Ground beef is the major ingredient of both chili and hamburgers at Wendys. Hence it is essential for management to correctly establish the cost of the beef patties in order to find the profitability of chili and hamburgers. The cost of ground beef patties should include all the material cost, labor cost and the other direct expenses up to the point where the patties are cooked. Material cost would include the raw beef cost, condiments added to the mixture, cooking oil used, etc. Labor cost must include the time required for putting the mixture in the patty machine and the average time taken to cook the patty for a hamburger or chili (the extra time beyond this is non value adding activity). The other expenses relevant to the patties are the expenses on power to run the patty machine, gas expenses to fire the grill, depreciation on the grill and patty machine, etc. When all these expenses are aggregated, the average cost of a ground beef patty can be found. This cost will be uniform as an input cost for both chili and hamburgers even when patties have to be cooked for the chili, as the process up to the point of grilling is the same. This cost data is also of utmost importance because once the cost of the patty has been settled, the profitability of the products can be established with no difficulty after adding the costs of the other ingredients and the other relevant costs.

Fundamental to determining the selling price of a bowl of chili is the calculation of the cost associated with preparing one serving. To do so, we should adopt the absorption costing technique in which all costs are charged to the product. This differs from the contribution costing method, which only includes variable costs in its determination.

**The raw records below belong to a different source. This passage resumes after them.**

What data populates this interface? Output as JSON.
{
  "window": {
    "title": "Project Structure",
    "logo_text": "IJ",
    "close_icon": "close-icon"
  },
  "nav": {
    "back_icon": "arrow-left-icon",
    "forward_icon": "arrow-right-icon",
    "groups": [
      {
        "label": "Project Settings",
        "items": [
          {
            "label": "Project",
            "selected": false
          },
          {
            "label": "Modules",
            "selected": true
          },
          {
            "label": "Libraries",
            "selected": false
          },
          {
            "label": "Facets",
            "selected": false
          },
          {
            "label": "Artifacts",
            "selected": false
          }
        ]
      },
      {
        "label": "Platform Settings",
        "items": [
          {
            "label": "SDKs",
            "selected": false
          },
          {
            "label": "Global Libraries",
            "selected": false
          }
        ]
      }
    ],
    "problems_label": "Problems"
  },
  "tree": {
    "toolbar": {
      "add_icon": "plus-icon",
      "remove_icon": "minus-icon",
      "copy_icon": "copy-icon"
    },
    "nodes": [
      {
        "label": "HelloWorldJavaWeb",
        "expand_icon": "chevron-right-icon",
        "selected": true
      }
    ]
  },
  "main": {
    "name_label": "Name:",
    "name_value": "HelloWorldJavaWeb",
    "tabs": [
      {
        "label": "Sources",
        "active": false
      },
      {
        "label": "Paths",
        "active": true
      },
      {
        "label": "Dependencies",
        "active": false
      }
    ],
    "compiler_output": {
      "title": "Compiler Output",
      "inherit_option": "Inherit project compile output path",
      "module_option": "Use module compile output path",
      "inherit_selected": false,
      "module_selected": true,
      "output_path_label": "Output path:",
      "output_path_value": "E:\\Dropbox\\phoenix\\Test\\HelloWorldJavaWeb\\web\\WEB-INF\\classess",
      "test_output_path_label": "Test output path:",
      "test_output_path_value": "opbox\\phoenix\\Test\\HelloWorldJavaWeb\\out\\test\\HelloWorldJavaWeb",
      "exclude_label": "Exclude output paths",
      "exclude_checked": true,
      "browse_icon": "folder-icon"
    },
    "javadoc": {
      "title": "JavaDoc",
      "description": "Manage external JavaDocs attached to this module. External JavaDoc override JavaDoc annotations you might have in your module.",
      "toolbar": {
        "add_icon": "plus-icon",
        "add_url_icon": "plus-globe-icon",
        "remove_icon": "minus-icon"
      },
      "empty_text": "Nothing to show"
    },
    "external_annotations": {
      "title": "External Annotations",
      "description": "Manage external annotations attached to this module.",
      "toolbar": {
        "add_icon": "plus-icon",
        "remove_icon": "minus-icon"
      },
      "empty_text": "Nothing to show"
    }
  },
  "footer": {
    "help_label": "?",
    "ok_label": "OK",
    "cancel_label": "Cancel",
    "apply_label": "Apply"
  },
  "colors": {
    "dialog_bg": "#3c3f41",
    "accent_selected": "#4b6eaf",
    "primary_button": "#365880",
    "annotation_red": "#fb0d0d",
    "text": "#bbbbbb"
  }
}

The real cost of a bowl of chili would include costs associated with direct materials and labor charges, and a percentage of fixed overhead that is apportioned to the cost of preparing chili. These fixed overhead expenses would include, amongst others, costs incurred on rent, electricity, salaries, depreciation on equipment and utility charges. The advantage of using absorption costing is that in the long run, all costs need to be recovered in order to remain in a competitive business environment. Eventually, even fixed costs fluctuate as output exceeds the relevant range; therefore it is prudent to assume that all costs, in the long run, are variable. To arrive at the selling price of a bowl of chili, Wendys should adopt a cost plus pricing formula, by charging a mark up that will generate the target revenue from the sale of chili. This mark up should be reflected as a percentage of absorption costs.